François Hollande ha rinunciato all’introduzione dello stato d’urgenza in Costituzione, alla revoca della cittadinanza per i terroristi e dunque alla riforma costituzionale. L’annuncio è stato fatto dallo stesso presidente della Repubblica francese al termine del consiglio dei ministri. “Ho deciso di chiudere il dibattito perché non sono riuscito a trovare consenso alla mia proposta”, ha detto. La sua era una battaglia iniziata quattro mesi fa, subito dopo gli attentati del 13 novembre scorso che hanno travolto Parigi.

A influenzare Hollande sicuramente anche il nuovo minimo di popolarità registrato nei sondaggi (18%) nei giorni scorsi. Il presidente ha così rinunciato a riunire le camere nel Congresso di Versailles e a far votare i parlamentari i provvedimenti già più volte contestati in queste settimane. La regola più controversa, che ha spaccato la maggioranza e trovato l’opposizione della destra, era quella di privare della nazionalità francese i terroristi con doppia cittadinanza. La revoca non sarebbe infatti stata possibile per quelli con un solo passaporto, che sarebbero rimasti apolidi. Hollande ha però precisato: “Non devierò dagli impegni che ho preso per garantire la sicurezza del Paese”. Il dibattito sul tema ha riempito per mesi le pagine dei giornali e i dibattiti politici: la revoca della cittadinanza è in realtà un vecchio cavallo di battaglia della destra che in un primo momento aveva accettato l’iniziativa, salvo poi chiedere un intervento più incisivo.
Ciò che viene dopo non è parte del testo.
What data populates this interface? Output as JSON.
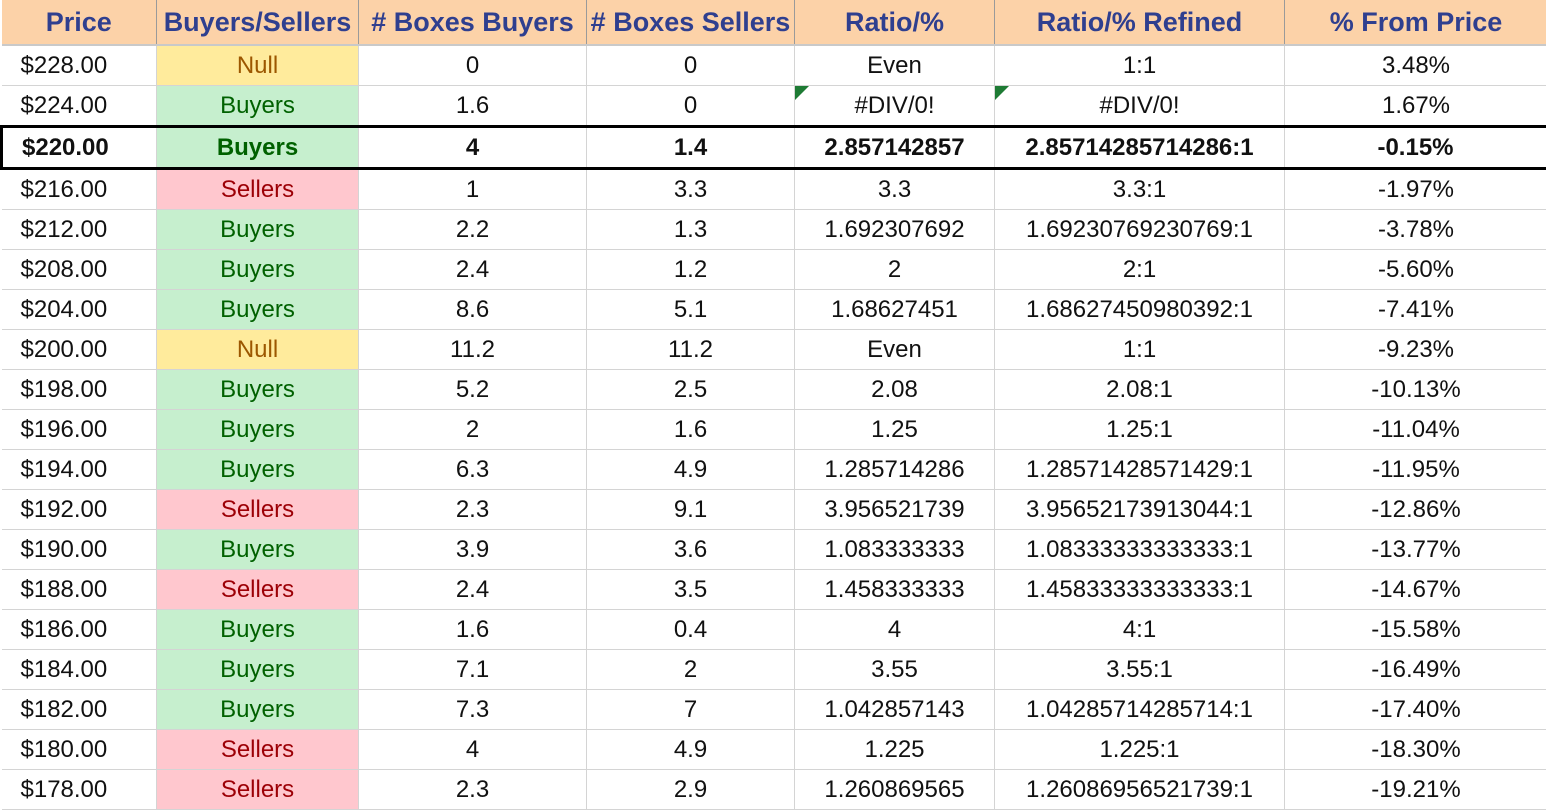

Non si è però trovato il sostegno politico trasversale che permettesse il passaggio del provvedimento e Hollande ha deciso di rinunciare. “Mi rendo conto oggi”, ha continuato il presidente della Repubblica, “quattro mesi dopo, che l’Assemblea nazionale e il Senato non hanno trovato un accordo e che un compromesso sulla decadenza sembra essere lontano dalle attese. Constato anche che una parte dell’opposizione è contraria a ogni revisione costituzionale e che riguardi lo stato d’urgenza o l’indipendenza della magistratura”. Secondo il presidente francese è il momento che la Francia resti unita di fronte all’emergenza nazionale. “Dobbiamo fare di tutto in queste circostanze per evitare le divisioni”.